Leslie James is a retired medical librarian and worship planner. She resides, gardens and works in her studio in Wichita, Kansas. She is a member of Hope Mennonite Church.
Whether you call them actions, traditions or rituals, congregations, much like nuclear families, have ways of celebrating, mourning or remembering together that act as treasured ways of being family. Some examples include certain ways of celebrating communion or gathering for Maundy Thursday, or what will be served at a funeral meal or given to children following their Christmas program. Usually, these action/traditions/rituals become treasured, because they, first, touched a congregation in some special way and, then, became deeper and richer each time they were shared, slowly becoming part of the very fabric and heart of the congregation. To experience them is to retell, remember and relive the presence and faithfulness of God in the past, in the present moment and to know it will be so in the future, while inviting those new to the tradition to join in fully.

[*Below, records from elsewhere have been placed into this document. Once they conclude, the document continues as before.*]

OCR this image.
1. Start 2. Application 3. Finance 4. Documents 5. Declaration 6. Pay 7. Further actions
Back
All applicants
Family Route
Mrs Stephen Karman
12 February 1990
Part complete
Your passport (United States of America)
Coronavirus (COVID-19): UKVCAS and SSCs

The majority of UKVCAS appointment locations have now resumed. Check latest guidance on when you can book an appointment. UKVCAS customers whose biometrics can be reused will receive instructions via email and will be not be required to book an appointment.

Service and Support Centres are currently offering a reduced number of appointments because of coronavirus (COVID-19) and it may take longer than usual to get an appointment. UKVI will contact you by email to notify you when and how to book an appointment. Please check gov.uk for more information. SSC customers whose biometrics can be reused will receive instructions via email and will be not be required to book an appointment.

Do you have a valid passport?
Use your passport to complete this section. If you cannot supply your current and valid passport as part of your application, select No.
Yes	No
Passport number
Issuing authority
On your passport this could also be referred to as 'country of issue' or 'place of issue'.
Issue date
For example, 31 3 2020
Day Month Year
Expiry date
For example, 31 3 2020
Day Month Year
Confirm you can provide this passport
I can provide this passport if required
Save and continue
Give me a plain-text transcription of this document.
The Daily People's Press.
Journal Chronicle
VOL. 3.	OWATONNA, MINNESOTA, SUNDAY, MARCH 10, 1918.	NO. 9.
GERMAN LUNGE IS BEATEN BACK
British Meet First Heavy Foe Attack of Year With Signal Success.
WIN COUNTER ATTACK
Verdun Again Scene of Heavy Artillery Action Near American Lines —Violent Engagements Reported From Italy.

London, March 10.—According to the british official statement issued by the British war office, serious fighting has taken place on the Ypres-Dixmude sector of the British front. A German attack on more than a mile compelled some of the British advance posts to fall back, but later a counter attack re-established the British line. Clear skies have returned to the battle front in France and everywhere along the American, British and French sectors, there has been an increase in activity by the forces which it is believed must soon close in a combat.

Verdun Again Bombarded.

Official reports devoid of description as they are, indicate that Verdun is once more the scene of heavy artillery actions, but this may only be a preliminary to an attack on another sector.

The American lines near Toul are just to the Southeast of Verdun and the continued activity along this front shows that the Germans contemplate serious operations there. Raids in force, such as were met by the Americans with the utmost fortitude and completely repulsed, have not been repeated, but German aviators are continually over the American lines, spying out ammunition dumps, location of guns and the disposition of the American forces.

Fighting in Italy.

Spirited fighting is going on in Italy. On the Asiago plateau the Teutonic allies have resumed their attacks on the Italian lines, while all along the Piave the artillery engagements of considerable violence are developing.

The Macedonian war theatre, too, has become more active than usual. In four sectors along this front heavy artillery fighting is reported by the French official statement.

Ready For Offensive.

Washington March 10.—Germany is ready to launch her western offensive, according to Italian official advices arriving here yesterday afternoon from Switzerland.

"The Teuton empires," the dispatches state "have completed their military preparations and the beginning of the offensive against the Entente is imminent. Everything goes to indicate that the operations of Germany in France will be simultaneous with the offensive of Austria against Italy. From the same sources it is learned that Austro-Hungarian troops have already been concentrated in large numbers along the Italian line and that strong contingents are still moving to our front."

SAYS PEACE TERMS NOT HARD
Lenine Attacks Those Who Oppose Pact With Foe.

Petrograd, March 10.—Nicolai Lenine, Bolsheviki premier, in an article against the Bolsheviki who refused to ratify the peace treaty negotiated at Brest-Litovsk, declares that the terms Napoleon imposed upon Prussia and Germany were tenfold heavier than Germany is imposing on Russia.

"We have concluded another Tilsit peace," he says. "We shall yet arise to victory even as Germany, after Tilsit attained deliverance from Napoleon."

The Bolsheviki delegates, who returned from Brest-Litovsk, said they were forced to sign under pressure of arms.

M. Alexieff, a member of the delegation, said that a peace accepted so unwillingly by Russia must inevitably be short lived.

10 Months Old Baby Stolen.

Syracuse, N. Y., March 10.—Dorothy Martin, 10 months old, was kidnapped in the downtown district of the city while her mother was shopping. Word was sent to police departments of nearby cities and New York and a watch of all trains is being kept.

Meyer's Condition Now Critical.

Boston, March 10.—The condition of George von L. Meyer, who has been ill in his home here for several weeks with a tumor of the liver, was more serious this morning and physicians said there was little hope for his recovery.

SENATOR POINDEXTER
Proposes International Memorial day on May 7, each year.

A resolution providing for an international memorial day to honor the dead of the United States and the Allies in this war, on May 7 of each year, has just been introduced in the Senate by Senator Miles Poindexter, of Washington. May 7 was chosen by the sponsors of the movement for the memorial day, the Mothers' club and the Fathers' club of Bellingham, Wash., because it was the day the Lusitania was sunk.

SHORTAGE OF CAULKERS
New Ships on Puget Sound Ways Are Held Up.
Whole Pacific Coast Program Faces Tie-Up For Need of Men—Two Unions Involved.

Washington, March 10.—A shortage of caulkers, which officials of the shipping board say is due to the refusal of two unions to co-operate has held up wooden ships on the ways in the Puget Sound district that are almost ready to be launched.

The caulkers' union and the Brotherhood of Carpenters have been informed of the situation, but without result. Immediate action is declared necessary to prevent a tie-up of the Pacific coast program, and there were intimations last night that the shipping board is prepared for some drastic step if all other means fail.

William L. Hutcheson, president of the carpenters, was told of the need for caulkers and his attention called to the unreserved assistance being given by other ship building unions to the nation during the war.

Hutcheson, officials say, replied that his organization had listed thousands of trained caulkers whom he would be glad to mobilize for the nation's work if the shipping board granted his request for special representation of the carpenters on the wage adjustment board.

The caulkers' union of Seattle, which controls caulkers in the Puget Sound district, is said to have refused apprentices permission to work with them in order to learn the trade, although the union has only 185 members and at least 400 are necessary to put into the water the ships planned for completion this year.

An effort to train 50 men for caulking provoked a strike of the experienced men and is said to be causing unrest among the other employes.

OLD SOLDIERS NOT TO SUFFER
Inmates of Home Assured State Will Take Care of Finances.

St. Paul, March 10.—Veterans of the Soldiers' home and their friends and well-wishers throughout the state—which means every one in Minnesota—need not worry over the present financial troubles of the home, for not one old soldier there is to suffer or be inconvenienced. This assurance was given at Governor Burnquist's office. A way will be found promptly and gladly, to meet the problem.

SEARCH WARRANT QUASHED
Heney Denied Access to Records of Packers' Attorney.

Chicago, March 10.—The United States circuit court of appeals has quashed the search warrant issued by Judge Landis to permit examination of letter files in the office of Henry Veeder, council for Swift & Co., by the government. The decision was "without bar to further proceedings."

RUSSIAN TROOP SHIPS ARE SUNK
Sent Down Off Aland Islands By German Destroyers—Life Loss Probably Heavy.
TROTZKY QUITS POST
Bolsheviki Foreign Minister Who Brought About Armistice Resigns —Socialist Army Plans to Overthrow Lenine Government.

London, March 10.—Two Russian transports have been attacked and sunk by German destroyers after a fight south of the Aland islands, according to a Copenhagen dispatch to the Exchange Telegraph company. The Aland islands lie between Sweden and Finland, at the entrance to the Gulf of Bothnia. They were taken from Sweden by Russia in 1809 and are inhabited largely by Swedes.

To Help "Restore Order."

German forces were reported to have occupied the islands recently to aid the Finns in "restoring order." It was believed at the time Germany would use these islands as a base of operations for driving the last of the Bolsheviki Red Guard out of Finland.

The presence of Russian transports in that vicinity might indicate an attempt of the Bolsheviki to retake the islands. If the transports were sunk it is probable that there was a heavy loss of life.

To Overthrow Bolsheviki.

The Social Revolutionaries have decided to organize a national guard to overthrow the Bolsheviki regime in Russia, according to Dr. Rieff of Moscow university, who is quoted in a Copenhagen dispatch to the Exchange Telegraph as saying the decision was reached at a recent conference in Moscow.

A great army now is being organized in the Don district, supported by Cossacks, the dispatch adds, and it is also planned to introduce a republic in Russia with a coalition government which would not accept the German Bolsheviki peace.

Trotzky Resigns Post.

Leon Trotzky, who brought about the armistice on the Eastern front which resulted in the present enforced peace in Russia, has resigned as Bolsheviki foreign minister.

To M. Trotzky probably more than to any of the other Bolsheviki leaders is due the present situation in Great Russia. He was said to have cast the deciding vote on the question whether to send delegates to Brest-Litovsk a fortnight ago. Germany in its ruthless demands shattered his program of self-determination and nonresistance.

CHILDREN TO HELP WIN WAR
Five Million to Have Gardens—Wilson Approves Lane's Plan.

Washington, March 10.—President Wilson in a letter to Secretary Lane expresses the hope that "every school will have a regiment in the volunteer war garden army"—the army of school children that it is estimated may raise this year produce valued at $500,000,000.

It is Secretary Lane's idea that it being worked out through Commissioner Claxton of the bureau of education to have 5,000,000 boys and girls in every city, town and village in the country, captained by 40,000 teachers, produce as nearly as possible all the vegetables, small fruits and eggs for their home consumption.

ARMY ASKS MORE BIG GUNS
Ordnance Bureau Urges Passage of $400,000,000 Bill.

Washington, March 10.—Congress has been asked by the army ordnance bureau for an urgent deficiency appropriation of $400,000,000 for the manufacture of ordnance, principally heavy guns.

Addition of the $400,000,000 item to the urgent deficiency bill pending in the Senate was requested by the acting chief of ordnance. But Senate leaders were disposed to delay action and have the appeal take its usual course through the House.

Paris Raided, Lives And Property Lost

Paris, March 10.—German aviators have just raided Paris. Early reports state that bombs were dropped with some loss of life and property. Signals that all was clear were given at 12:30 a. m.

Our congregation, though always ready to experience worship together differently, has a rich collection of dearly held traditions and rituals: communion on Maundy Thursday; the Christmas Eve service; experiencing Easter by entering into a still darkened, silent sanctuary that bursts into song and light at the proclamation, “He is Risen,” and ending the service with a joyous feast of special Easter breads and fruit.
This past fall, one particular action/tradition/ritual stood out in our life together as a congregation. The accumulated depth of its meaning and its importance as wordless expression was powerfully driven home. We were looking forward to the return of our pastor from sabbatical on the second Sunday in September. Dave was an avid cyclist. On the first Saturday of September, he was struck by a car, while on his morning ride, the glare of the sun obscuring his presence from the driver. He succumbed to his injuries early the next morning.
As timing would have it, his memorial service was the following Saturday, before we, as a family, would have an opportunity to gather to remember him. Our interim pastor asked if there was an action we could enter into that second Sunday of September. There was. We have a long history of remembrance, sometimes on a Sunday morning, sometimes as a special evening service. There would need to be little introduction or instruction. We knew this, and its meaning runs deep in the hearts of individuals and congregation alike. It required no words, yet would bear the weight of our raw, still wordless grief, while reminding us powerfully at its close that we were neither alone nor forsaken.
The wordless prayers of all, the presence of God among and with us, would be visible in the silence that followed.
The worship center was set simply for the ritual. The deacons were there to assist and support those who came. Grief, remembrance, and prayers filled the tera cotta dishes as worshipers silently lit candles and set them in the dishes. The prayers of each, surrounded and strengthened by the prayers of all, were made visible as the service ended. Words were not yet possible, but our tradition of remembrance allowed us to give full voice to all that was being felt.